O Grande Prêmio Cruzeiro do Sul já foi conquistado por inúmeros craques em sua gloriosa história no Hipódromo da Gávea. No ano passado a craque Daffy Girl, preparada por Roberto Morgado Neto, e montada por Valdinei Gil, desbancou os potros com absoluta superioridade. E nos últimos anos alguns corredores de exceção escreveram os seus nomes na luxuosa galeria dos heróis do Derby. Em 2.014, Bal A Bali, montado por Vagner Borges, e treinado por Dulcino Guignoni, conquistou a tríplice–coroa na incrível marca de 2m23s25, recorde do percurso. Dois anos antes, Plenty of Kicks, outro craque tríplice–coroado, já havia obtido a consagração montado pelo herói, Jorge Ricardo, e apresentado em forma magnífica por Júlio César Sampaio.

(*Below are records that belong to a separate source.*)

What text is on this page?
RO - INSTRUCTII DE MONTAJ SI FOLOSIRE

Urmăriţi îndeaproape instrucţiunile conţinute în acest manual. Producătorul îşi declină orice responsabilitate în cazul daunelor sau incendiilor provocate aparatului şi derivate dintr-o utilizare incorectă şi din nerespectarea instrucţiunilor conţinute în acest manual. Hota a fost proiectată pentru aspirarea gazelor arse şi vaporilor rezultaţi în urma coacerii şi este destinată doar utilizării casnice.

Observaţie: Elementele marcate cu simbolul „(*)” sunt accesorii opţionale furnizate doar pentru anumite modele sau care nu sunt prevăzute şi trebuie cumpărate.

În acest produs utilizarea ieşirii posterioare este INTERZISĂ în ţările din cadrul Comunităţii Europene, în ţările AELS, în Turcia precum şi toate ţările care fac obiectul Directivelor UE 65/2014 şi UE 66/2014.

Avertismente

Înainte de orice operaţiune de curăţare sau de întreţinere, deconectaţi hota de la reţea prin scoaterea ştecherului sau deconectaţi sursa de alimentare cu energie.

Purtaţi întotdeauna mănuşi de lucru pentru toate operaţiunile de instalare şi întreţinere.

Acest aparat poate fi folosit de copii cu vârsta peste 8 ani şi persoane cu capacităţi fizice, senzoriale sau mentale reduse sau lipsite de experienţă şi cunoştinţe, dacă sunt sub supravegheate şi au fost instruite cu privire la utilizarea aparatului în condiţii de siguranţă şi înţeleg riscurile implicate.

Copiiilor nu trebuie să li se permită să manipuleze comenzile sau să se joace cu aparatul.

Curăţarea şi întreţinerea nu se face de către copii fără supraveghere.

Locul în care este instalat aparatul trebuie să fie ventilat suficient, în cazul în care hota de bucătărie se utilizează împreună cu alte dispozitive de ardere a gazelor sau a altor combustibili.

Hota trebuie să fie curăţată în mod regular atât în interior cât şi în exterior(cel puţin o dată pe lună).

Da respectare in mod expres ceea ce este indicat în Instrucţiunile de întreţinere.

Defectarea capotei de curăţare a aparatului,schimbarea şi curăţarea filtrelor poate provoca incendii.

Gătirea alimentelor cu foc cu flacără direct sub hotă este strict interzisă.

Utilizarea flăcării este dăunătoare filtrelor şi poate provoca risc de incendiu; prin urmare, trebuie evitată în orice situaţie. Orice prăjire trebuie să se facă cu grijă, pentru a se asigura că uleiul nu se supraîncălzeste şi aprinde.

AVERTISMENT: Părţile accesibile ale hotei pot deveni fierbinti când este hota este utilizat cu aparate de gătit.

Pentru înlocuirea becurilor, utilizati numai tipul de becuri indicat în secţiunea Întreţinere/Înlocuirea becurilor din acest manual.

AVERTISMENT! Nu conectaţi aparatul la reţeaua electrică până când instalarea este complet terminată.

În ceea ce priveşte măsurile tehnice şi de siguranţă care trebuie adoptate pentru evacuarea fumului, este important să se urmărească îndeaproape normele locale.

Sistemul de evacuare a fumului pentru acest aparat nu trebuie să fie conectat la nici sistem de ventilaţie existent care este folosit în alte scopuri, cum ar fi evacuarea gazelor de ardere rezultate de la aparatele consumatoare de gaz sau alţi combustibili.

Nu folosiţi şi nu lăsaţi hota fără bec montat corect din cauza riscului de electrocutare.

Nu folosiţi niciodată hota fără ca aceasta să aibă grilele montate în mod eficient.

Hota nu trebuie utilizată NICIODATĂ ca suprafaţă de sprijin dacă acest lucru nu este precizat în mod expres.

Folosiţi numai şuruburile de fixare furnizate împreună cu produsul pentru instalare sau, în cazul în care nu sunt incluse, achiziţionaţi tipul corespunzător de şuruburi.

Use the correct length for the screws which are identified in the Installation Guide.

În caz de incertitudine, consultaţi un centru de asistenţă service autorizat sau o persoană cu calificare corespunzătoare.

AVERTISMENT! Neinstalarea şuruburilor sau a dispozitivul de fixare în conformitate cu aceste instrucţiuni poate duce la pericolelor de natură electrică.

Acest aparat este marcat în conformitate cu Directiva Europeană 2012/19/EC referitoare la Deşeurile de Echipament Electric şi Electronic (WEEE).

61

Páreo com enorme tradição em todo o mundo, devido a oportunidade única de reverenciar o melhor produto de três anos da geração, o Derby deste ano está esvaziado por uma ausência no campo da prova. E o motivo é simples, a versão desta temporada não contará com a verdadeira estrela da companhia, a potranca No Regrets, que atuará no mesmo dia, em outro páreo, o Grande Prêmio Zélia Gonzaga Peixoto de Castro, para sacramentar a conquista da tríplice–coroa das potrancas. A impossibilidade de vê–la contra os machos, por motivo óbvio, certamente frustra os verdadeiros turfistas.

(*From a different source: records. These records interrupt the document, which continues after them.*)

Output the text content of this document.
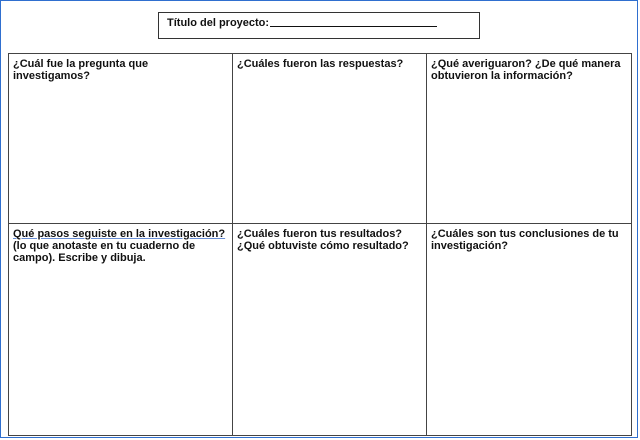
Título del proyecto:
¿Cuál fue la pregunta que investigamos?
¿Cuáles fueron las respuestas?	¿Qué averiguaron? ¿De qué manera obtuvieron la información?
Qué pasos seguiste en la investigación?
(lo que anotaste en tu cuaderno de campo). Escribe y dibuja.
¿Cuáles fueron tus resultados?
¿Qué obtuviste cómo resultado?
¿Cuáles son tus conclusiones de tu investigación?
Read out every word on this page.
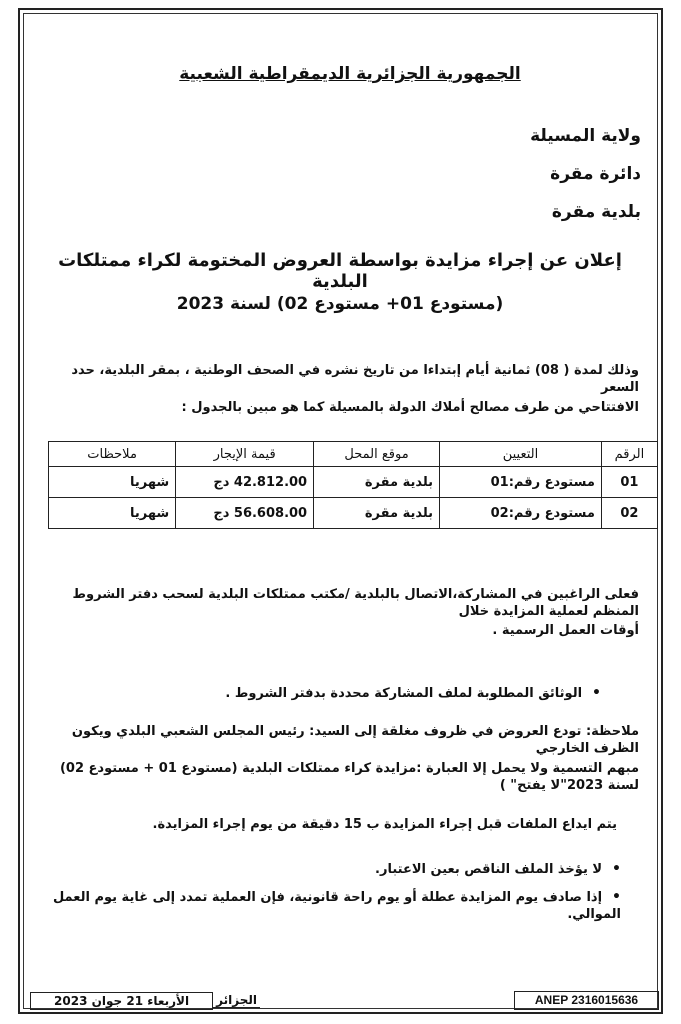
الجمهورية الجزائرية الديمقراطية الشعبية
ولاية المسيلة
دائرة مقرة
بلدية مقرة
إعلان عن إجراء مزايدة بواسطة العروض المختومة لكراء ممتلكات البلدية
(مستودع 01+ مستودع 02) لسنة 2023
وذلك لمدة ( 08) ثمانية أيام إبتداءا من تاريخ نشره في الصحف الوطنية ، بمقر البلدية، حدد السعر
الافتتاحي من طرف مصالح أملاك الدولة بالمسيلة كما هو مبين بالجدول :
الرقم	التعيين	موقع المحل	قيمة الإيجار	ملاحظات
01	مستودع رقم:01	بلدية مقرة	42.812.00 دج	شهريا
02	مستودع رقم:02	بلدية مقرة	56.608.00 دج	شهريا
فعلى الراغبين في المشاركة،الاتصال بالبلدية /مكتب ممتلكات البلدية لسحب دفتر الشروط المنظم لعملية المزايدة خلال
أوقات العمل الرسمية .
• الوثائق المطلوبة لملف المشاركة محددة بدفتر الشروط .
ملاحظة: تودع العروض في ظروف مغلقة إلى السيد: رئيس المجلس الشعبي البلدي ويكون الظرف الخارجي
مبهم التسمية ولا يحمل إلا العبارة :مزايدة كراء ممتلكات البلدية (مستودع 01 + مستودع 02) لسنة 2023"لا يفتح" )
يتم ايداع الملفات قبل إجراء المزايدة ب 15 دقيقة من يوم إجراء المزايدة.
• لا يؤخذ الملف الناقص بعين الاعتبار.
• إذا صادف يوم المزايدة عطلة أو يوم راحة قانونية، فإن العملية تمدد إلى غاية يوم العمل الموالي.
ANEP 2316015636
الجزائر
الأربعاء 21 جوان 2023
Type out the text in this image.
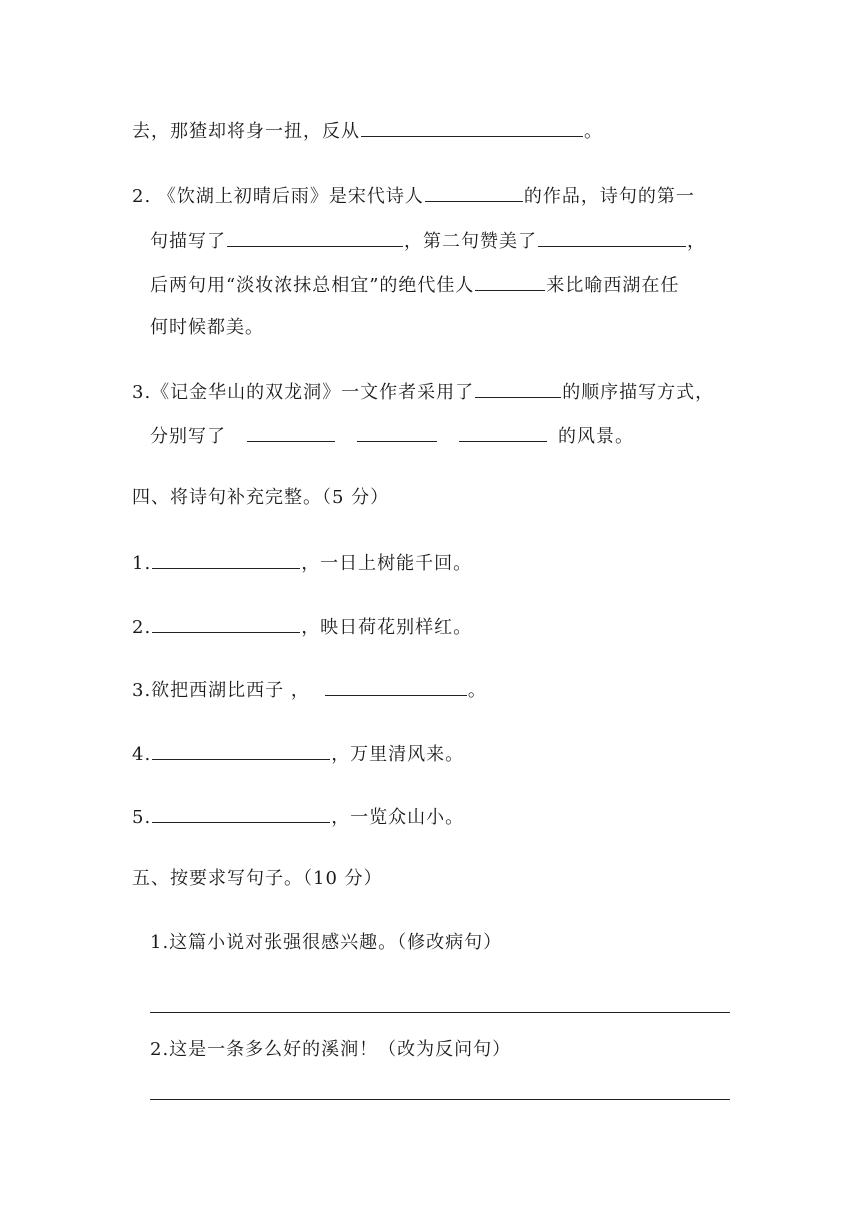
去，那猹却将身一扭，反从	。
2. 《饮湖上初晴后雨》是宋代诗人	的作品，诗句的第一
句描写了	，第二句赞美了	，
后两句用“淡妆浓抹总相宜”的绝代佳人	来比喻西湖在任
何时候都美。
3.《记金华山的双龙洞》一文作者采用了	的顺序描写方式，
分别写了	的风景。
四、将诗句补充完整。（5 分）
1.	，一日上树能千回。
2.	，映日荷花别样红。
3.欲把西湖比西子 ，	。
4.	，万里清风来。
5.	，一览众山小。
五、按要求写句子。（10 分）
1.这篇小说对张强很感兴趣。（修改病句）
2.这是一条多么好的溪涧！（改为反问句）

O campo do GP Cruzeiro do Sul, entretanto, tem bons nomes. E seria injusto citar alguns e deixar outros tantos de fora. E perigoso, por que, provavelmente, o ganhador seria um dos esquecidos. Porém, vendo as coisas pelo lado otimista. Não ter um protagonista torna o páreo fascinante para proprietários e criadores. Todos vão sair de casa esperançosos e confiantes. O sonho de ganhar o páreo inesquecível parece bem próximo. Afinal, descartar qualquer um dos 17 candidatos seria cometer injustiça imperdoável. Que venha o Derby! Que ganhe o melhor!